Influence of Ambient Temperature and Relative Humidity on Young Performance Horses



Journal Title

Journal ISSN

Volume Title



Heat stress is a concern in performance horses due to the daily exercise they receive. To determine the influence of ambient temperature and relative humidity on young performance horses, twelve Quarter Horses (2-3 yr, 444 kg) were utilized in a randomized complete block design for a 5-wk study. Horses were stratified by age, sex, and weight between exercise treatments. Exercise treatments consisted of a morning (AM; n = 6) and an afternoon (PM; n = 6) exercise bout to evaluate the effects of differing temperatures and humidity on physiological characteristics of horses.

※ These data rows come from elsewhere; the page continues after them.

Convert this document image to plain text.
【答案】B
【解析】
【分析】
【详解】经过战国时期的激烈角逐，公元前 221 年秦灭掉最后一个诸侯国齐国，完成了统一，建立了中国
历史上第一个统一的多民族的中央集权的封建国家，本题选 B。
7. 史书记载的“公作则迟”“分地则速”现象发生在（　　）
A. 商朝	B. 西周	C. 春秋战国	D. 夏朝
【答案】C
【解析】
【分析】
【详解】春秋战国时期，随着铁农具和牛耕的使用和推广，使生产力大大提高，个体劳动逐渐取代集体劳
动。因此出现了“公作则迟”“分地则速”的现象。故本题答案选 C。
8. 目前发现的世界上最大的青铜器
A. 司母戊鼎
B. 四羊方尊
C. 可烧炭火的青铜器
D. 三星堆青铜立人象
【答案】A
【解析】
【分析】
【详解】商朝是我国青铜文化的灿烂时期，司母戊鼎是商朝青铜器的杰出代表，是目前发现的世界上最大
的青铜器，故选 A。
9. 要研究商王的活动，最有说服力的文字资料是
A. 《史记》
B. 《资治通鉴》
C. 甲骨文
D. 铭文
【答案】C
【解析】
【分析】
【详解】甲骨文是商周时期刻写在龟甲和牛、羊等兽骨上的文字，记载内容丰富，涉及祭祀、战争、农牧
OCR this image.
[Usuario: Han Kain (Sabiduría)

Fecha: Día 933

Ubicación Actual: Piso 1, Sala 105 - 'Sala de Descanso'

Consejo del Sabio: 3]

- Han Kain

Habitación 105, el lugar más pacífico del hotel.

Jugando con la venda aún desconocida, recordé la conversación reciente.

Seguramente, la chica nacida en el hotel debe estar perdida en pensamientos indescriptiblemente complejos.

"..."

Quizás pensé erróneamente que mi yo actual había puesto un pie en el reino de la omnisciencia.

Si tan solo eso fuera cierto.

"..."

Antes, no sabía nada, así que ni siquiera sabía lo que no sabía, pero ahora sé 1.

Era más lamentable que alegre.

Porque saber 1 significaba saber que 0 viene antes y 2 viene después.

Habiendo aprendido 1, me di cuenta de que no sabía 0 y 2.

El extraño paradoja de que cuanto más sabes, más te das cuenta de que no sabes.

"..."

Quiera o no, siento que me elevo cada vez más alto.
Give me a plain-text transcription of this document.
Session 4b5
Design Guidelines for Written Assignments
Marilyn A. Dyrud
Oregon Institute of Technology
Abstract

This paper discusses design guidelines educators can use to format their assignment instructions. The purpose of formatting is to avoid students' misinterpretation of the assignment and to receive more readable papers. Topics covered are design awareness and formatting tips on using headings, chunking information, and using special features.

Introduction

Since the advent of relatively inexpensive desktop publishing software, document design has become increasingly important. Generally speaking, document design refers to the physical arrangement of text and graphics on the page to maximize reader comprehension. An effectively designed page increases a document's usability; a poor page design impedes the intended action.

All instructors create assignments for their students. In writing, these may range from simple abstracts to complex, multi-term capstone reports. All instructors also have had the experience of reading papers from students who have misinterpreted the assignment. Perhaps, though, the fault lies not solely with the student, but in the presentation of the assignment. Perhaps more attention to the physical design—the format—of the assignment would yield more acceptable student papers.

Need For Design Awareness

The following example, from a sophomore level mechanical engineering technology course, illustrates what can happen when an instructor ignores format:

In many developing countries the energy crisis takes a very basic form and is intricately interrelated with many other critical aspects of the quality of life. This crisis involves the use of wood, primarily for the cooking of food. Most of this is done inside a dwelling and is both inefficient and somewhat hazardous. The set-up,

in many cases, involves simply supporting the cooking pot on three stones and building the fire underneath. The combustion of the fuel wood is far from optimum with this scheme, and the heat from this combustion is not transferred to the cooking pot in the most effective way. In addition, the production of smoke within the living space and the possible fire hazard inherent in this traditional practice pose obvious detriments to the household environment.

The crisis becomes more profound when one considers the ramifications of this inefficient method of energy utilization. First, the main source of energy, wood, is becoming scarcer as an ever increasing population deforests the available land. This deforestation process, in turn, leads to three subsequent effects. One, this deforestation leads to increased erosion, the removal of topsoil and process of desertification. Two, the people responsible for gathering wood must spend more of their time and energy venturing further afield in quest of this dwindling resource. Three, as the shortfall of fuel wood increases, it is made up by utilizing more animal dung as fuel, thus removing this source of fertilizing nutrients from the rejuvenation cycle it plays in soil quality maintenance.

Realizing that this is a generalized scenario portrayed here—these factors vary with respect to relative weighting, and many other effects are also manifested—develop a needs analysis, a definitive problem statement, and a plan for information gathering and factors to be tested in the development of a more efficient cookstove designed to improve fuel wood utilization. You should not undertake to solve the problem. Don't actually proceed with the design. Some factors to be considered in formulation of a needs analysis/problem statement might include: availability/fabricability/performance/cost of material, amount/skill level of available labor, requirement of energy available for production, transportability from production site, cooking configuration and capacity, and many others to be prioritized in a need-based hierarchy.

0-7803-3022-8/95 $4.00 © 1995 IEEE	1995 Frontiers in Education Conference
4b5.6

The mean ambient temperature for the AM exercise bout was 16˚C with a mean relative humidity of 81%, while the mean ambient temperature for the PM exercise bout was 29˚C with a mean relative humidity of 38%. Whole blood lactate (LAC), heart rate (HR), respiration rate (RR), rectal temperature (RT), and circumferences and temperatures of the carpal and metacarpal joints, were measured immediately prior and immediately following the standardized exercise bout on d 14, 21, 28, and 35. HR, RR, and RT were measured 30 min into the recovery period and LAC was measured 2 and 24 h into the recovery period. Circumferences and temperatures of the joints were also measured 24 h into the recovery period. Differences in parameters measured were determined using the GLM procedure of SAS and the 0 min data was used as a covariate to account for differences among horses that existed prior to exercise. RR, RT, and HR were greater (P < 0.01) in the PM group after exercise and in the recovery period compared to the AM group. Two hours into the recovery period, the PM group had a greater LAC (P < 0.05). This indicates that the horses may have had an impaired ability to dissipate heat during the recovery period due to the higher ambient temperatures. Understanding the physiological responses of horses during recovery at different ambient temperatures, may enable industry professionals to modify daily exercise regimens to allow the equine athlete to perform at their full potential and prevent injury or harm to the animal.